Menu

Quick(er)sort, Parallelism, and Fork/Join in JDK7

2011-05-27

Most men age twenty-six can boast few accomplishments. Sir Charles Antony Richard Hoare is not most men. At that age, C.A.R. Hoare invented Quicksort (pdf).

Quicksort is typically more efficient than other comparison sorting algorithms in both auxiliary memory requirements and execution cycles. Yet, it shares the same common case time complexity limit of its peers - O(n*log n).

Parallelism is the tool to effectively breach that barrier. As a binary tree sort, Quicksort is especially suited for parallelism since multiple threads of execution can work on sorting task parts without synchronized data access.

We will detail two effective synchronization policies for parallel Quicksort in Java.

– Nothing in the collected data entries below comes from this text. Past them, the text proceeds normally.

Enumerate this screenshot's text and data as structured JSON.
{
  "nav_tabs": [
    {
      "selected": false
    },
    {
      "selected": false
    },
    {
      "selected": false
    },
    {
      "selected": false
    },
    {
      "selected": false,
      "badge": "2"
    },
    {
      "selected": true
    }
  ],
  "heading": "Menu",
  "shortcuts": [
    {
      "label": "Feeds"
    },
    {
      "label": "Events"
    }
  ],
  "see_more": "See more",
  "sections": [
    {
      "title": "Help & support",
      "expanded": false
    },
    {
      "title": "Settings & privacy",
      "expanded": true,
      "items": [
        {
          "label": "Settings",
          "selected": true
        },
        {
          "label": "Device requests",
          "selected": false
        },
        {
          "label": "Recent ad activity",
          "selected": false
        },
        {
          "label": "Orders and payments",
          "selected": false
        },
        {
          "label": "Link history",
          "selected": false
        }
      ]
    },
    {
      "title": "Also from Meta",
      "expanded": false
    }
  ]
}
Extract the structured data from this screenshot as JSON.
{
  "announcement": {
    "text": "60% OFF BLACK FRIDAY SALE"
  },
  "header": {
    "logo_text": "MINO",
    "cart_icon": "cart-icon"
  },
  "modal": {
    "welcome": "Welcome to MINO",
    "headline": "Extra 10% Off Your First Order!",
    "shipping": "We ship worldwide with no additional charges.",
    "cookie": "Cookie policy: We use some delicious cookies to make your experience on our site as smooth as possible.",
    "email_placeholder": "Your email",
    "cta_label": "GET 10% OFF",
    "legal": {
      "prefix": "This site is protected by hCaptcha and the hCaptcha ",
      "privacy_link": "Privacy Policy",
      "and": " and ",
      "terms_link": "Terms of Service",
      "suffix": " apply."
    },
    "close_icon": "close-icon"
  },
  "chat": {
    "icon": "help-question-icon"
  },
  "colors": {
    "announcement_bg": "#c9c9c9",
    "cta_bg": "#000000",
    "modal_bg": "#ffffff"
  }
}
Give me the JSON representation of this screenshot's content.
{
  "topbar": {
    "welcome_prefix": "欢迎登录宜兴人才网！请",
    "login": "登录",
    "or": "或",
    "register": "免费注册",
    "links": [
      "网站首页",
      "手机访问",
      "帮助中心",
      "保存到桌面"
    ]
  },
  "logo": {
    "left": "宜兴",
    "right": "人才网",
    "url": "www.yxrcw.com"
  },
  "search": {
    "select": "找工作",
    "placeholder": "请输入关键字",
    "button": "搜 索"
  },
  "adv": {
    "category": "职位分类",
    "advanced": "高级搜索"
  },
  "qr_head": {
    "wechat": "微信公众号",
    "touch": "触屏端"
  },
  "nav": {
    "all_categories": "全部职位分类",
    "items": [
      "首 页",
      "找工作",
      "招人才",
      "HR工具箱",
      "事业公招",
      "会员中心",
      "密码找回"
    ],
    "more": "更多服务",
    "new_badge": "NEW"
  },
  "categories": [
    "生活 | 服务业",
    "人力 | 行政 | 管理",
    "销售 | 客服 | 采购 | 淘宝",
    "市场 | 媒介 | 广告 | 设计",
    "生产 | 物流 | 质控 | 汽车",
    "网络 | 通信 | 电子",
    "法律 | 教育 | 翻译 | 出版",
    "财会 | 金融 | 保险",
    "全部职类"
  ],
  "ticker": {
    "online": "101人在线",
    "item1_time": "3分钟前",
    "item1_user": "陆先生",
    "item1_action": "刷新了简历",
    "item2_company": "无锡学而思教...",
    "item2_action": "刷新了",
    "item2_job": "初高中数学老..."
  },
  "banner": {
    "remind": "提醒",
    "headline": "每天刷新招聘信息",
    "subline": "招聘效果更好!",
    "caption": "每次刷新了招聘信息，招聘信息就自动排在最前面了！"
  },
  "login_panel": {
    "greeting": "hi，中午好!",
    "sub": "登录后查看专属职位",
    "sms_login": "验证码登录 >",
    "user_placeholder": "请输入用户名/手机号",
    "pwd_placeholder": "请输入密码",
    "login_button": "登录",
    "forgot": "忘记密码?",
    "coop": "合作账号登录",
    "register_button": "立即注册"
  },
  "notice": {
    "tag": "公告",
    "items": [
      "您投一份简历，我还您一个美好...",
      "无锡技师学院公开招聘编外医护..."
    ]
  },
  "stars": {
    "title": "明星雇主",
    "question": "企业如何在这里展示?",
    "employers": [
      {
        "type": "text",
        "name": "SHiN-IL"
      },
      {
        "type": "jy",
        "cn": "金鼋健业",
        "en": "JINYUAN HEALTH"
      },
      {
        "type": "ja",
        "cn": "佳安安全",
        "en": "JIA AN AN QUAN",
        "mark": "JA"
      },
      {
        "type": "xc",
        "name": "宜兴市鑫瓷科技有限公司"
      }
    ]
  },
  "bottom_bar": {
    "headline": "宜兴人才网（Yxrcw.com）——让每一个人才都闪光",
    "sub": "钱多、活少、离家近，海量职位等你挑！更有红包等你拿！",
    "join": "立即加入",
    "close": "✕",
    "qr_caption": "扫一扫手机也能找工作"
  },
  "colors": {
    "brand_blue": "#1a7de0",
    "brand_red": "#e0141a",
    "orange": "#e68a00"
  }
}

One is usable now, one is coming soon in JDK 7.

  1. shared count down latch
  2. Fork/Join framework, new in JDK 7 (JSR 166)

The code here is condensed for rapid comprehension. To see more proper implementations of the concepts, visit https://github.com/pmbauer/parallel.

For a quick refresher on the serial version of Quicksort, the Algolist Quicksort article is excellent; its explanation and visuals are clearer than C.A.R. Hoare’s Oxford journal paper. All parallel implementations use in-place partitioning.

naive first take

First, a naive implementation to motivate what follows.

When writing a parallel algorithm, identify your synchronization policy early on. This answers the question, “How does the caller know when we’re done?”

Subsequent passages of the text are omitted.